My initial response
to the successful negotiation of
the Nenqay Demi Accord announced this February was highly positive, because I
viewed the Accord primarily from the perspective of the Chilcotin Supreme Court decision on aboriginal rights and its
application to the long-simmering conflict over the Prosperity Mine. My reasoning was as follows: the fact that a high bar had been set by the
Supreme Court, the Federal Cabinet, and the Environmental Reviews, meant that
the parties would be measured under the Accord by how well they adhered to eight mutually agreed –upon “Pillars of
Reconciliation”. (The Federal Government
would presumably be measured by these criteria as well.) Any economic project that cleared all of
these hurdles, I reasoned, would be something that the vast majority of the
community could agree upon and unite behind. But that was before someone
pointed out to me that the map for the territory being discussed in the Nenqay
Demi Accord was quite different from the
map that had been referred to by the Supreme Court ; and before I had reflected
upon Christy Clark’s motivation in rushing things to a conclusion.
The map for the Accord now includes Quesnel, plus the area west
of the Fraser River up to and including part of Tweedsmuir Park. This takes in land that other bands lay
claim to, and this could cause more
conflict than unity. Sure, no one’s
private property is being expropriated, but
we have an interest in public property, too.
The government should not use land claims as way of getting around
provincial park designation in order to
promote industrial development. And by
choosing a larger, more controversial map, the parties to this Accord are
creating the same problem that was the ‘dark side’ of the Nisga’a and Tsawwassen treaties: that of overlapping tribal claims.

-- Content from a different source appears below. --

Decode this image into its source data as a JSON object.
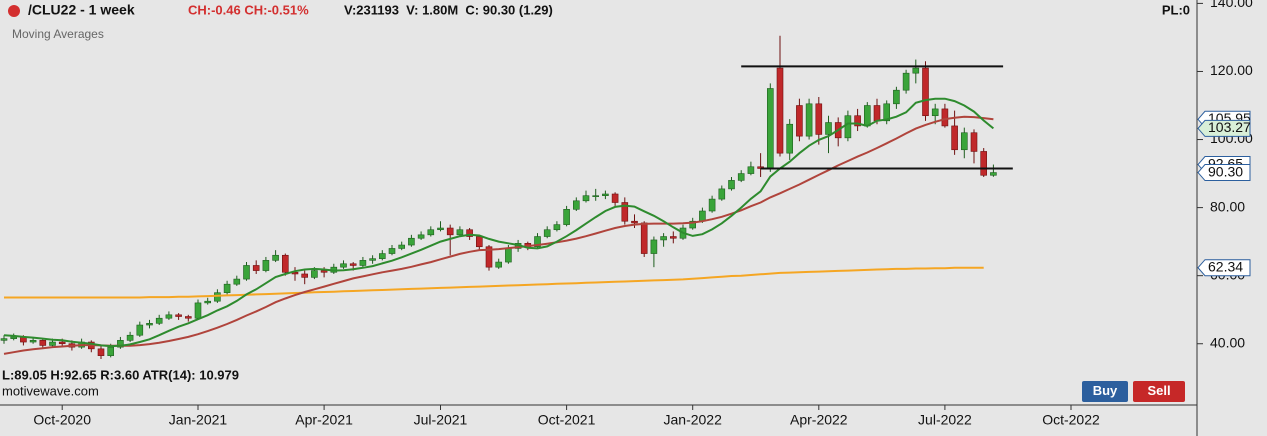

The Ulkatcho, Bella Coola, and Redstone people must not be thrown under the bus
just to placate one First Nation and promote development for the next election.
Accordingly, it is
imperative that lands designated as ‘Category A’, which will be under exclusive Chilcotin control, must meet three conditions: (1) they should not be extended to areas
outside of the territory referred to in
the Supreme Court decision ; (2) they should not extend to lands subject to overlapping claims
by other First Nations; and (3) they
should not fall within the current boundaries of Tweedsmuir Park. Other lands may be designated as ‘Caretaker
areas’ which recognize the Chilcotin people as holding special rights and
responsibilities, but not to the exclusion of other parties. While
much work remains to be done (the precise location of ‘Category A’ and
‘Caretaker’ lands will be negotiated between now and 2020), that to me is the
bottom line, if the Nenqay Accord is to be worthy of broad public support.